KENT COUNTY, Mich. (NEWSCHANNEL 3) - The auto business is of course one of Michigan's biggest industries, but with the prospect of thousands more job losses on the horizon there's an increased pressure on the state's other leading industries to create products and jobs.
One of those is agriculture, and that business requires lots of land.
Some Kent County commissioners want to make sure that land is there to keep farming thriving in Michigan.
The Med-O-Bloom Farm on 100th Street in Caledonia is a farm with one of the richest histories in Michigan, something that inspired those commissioners to take action.
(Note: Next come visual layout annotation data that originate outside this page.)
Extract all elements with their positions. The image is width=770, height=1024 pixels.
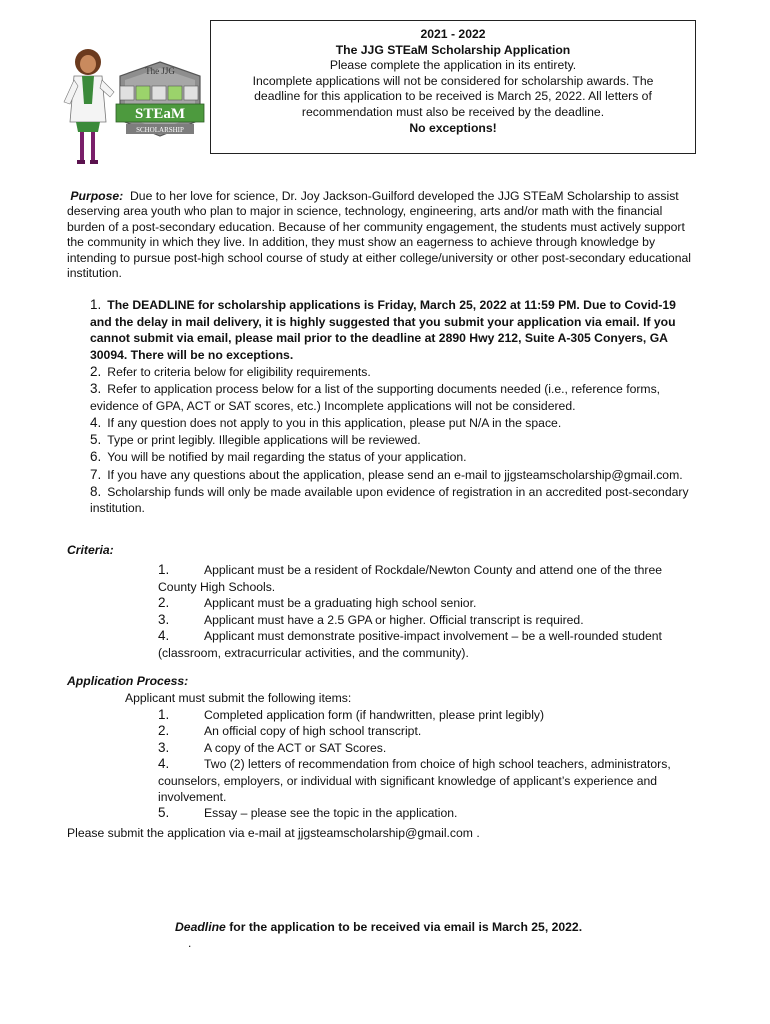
- criteria-text: Applicant must demonstrate positive-impact involvement – be a well-rounded student (classroom, extracurricular activities, and the community).: [158, 629, 662, 660]
- process-number: 3.: [158, 739, 170, 755]
- process-list: [158, 707, 703, 822]
- process-text: A copy of the ACT or SAT Scores.: [204, 740, 387, 755]
- process-number: 1.: [158, 707, 170, 722]
- rule-text: You will be notified by mail regarding the status of your application.: [107, 450, 467, 465]
- rule-text: The DEADLINE for scholarship applications is Friday, March 25, 2022 at 11:59 PM. Due to Covid-19 and the delay in mail delivery, it is highly suggested that you submit your application via email. If you cannot submit via email, please mail prior to the deadline at 2890 Hwy 212, Suite A-305 Conyers, GA 30094. There will be no exceptions.: [90, 298, 676, 362]
- deadline-statement: [175, 920, 582, 934]
- process-item: [158, 740, 703, 756]
- process-text: Essay – please see the topic in the application.: [204, 806, 458, 821]
- process-number: 5.: [158, 805, 170, 821]
- logo-line3: SCHOLARSHIP: [136, 126, 184, 134]
- process-item: [158, 707, 703, 723]
- header-no-exceptions: No exceptions!: [409, 120, 497, 135]
- rule-number: 1.: [90, 297, 102, 312]
- rule-number: 3.: [90, 381, 102, 397]
- criteria-number: 1.: [158, 562, 170, 577]
- rule-number: 8.: [90, 483, 102, 499]
- rule-number: 7.: [90, 466, 102, 482]
- criteria-number: 4.: [158, 628, 170, 644]
- logo-line1: The JJG: [145, 66, 175, 76]
- criteria-number: 3.: [158, 611, 170, 627]
- rule-item: [90, 415, 695, 432]
- steam-scholarship-logo: [60, 42, 220, 170]
- rule-number: 2.: [90, 363, 102, 379]
- rule-text: Scholarship funds will only be made available upon evidence of registration in an accredited post-secondary institution.: [90, 484, 689, 516]
- process-intro: Applicant must submit the following items:: [125, 691, 352, 705]
- purpose-text: Due to her love for science, Dr. Joy Jackson-Guilford developed the JJG STEaM Scholarship to assist deserving area youth who plan to major in science, technology, engineering, arts and/or math with the financial burden of a post-secondary education. Because of her community engagement, the students must actively support the community in which they live. In addition, they must show an eagerness to achieve through knowledge by intending to pursue post-high school course of study at either college/university or other post-secondary educational institution.: [67, 189, 691, 281]
- criteria-heading: Criteria:: [67, 543, 114, 557]
- header-line3: deadline for this application to be received is March 25, 2022. All letters of: [254, 89, 652, 104]
- process-item: [158, 723, 703, 739]
- rule-number: 4.: [90, 414, 102, 430]
- criteria-list: [158, 562, 698, 662]
- header-line1: Please complete the application in its entirety.: [329, 58, 577, 73]
- process-item: [158, 756, 703, 805]
- rule-text: Refer to criteria below for eligibility requirements.: [107, 364, 371, 379]
- rule-item: [90, 449, 695, 466]
- process-item: [158, 805, 703, 821]
- process-text: An official copy of high school transcript.: [204, 724, 422, 739]
- rule-text: If you have any questions about the application, please send an e-mail to jjgsteamscholarship@gmail.com.: [107, 467, 683, 482]
- criteria-number: 2.: [158, 595, 170, 611]
- process-text: Completed application form (if handwritten, please print legibly): [204, 708, 545, 722]
- process-text: Two (2) letters of recommendation from choice of high school teachers, administrators, counselors, employers, or individual with significant knowledge of applicant’s experience and involvement.: [158, 757, 671, 805]
- rule-item: [90, 467, 695, 484]
- rule-text: Type or print legibly. Illegible applications will be reviewed.: [107, 433, 421, 448]
- rule-number: 5.: [90, 432, 102, 448]
- rule-item: [90, 484, 695, 517]
- criteria-text: Applicant must have a 2.5 GPA or higher. Official transcript is required.: [204, 612, 584, 627]
- rule-item: [90, 297, 695, 363]
- criteria-item: [158, 595, 698, 612]
- header-box: [210, 20, 696, 154]
- rule-item: [90, 432, 695, 449]
- header-line4: recommendation must also be received by the deadline.: [301, 104, 605, 119]
- rule-item: [90, 364, 695, 381]
- process-heading: Application Process:: [67, 674, 189, 688]
- rule-number: 6.: [90, 449, 102, 465]
- rule-item: [90, 381, 695, 414]
- header-year: 2021 - 2022: [420, 27, 486, 41]
- deadline-rest: for the application to be received via email is March 25, 2022.: [225, 920, 583, 934]
- trailing-dot: .: [188, 936, 192, 950]
- header-title: The JJG STEaM Scholarship Application: [335, 42, 571, 57]
- purpose-paragraph: [67, 189, 697, 281]
- rule-text: Refer to application process below for a list of the supporting documents needed (i.e., reference forms, evidence of GPA, ACT or SAT scores, etc.) Incomplete applications will not be considered.: [90, 382, 661, 413]
- submit-instruction: Please submit the application via e-mail at jjgsteamscholarship@gmail.com .: [67, 826, 480, 840]
- process-number: 4.: [158, 756, 170, 772]
- rules-list: [90, 297, 695, 517]
- criteria-text: Applicant must be a graduating high school senior.: [204, 596, 477, 611]
- rule-text: If any question does not apply to you in this application, please put N/A in the space.: [107, 415, 562, 430]
- purpose-label: Purpose:: [70, 189, 124, 203]
- criteria-item: [158, 612, 698, 629]
- criteria-item: [158, 562, 698, 595]
- header-line2: Incomplete applications will not be considered for scholarship awards. The: [252, 73, 654, 88]
- deadline-lead: Deadline: [175, 920, 226, 934]
- logo-line2: STEaM: [134, 106, 186, 122]
- criteria-item: [158, 628, 698, 661]
- criteria-text: Applicant must be a resident of Rockdale/Newton County and attend one of the three County High Schools.: [158, 563, 662, 594]
- process-number: 2.: [158, 723, 170, 739]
Bill Hirsch says it's all about money. "When farmers want to sell, developers will always pay the highest price for their land and their goals are to build, not preserve," said Hirsch.
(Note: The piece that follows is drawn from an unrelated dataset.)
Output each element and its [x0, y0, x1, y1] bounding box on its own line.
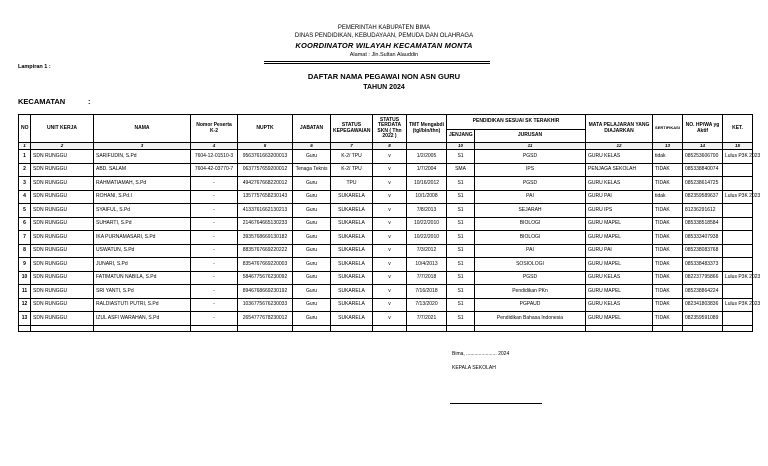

That's why he and four fellow commissioners recently took a trip out east to study farm preservation in Pennsylvania and Maryland.
He says keeping farm land for farming doesn't just benefit the agricultural industry, it also helps every other citizen in Kent County.
The more rural land developed, the more people move away from cities already struggling in today's economy.
"Michigan and Kent County have lost a lot because of the issue of sprawl, we're abandoning our cities infrastructure and developing our best ag land and it's having a negative effect on our school system, on transportation, traffic, taxes and just overall quality of life," said Hirsch.
Hirsch says in the long term it's far less expensive on taxpayers to preserve farmland than it is to develop it.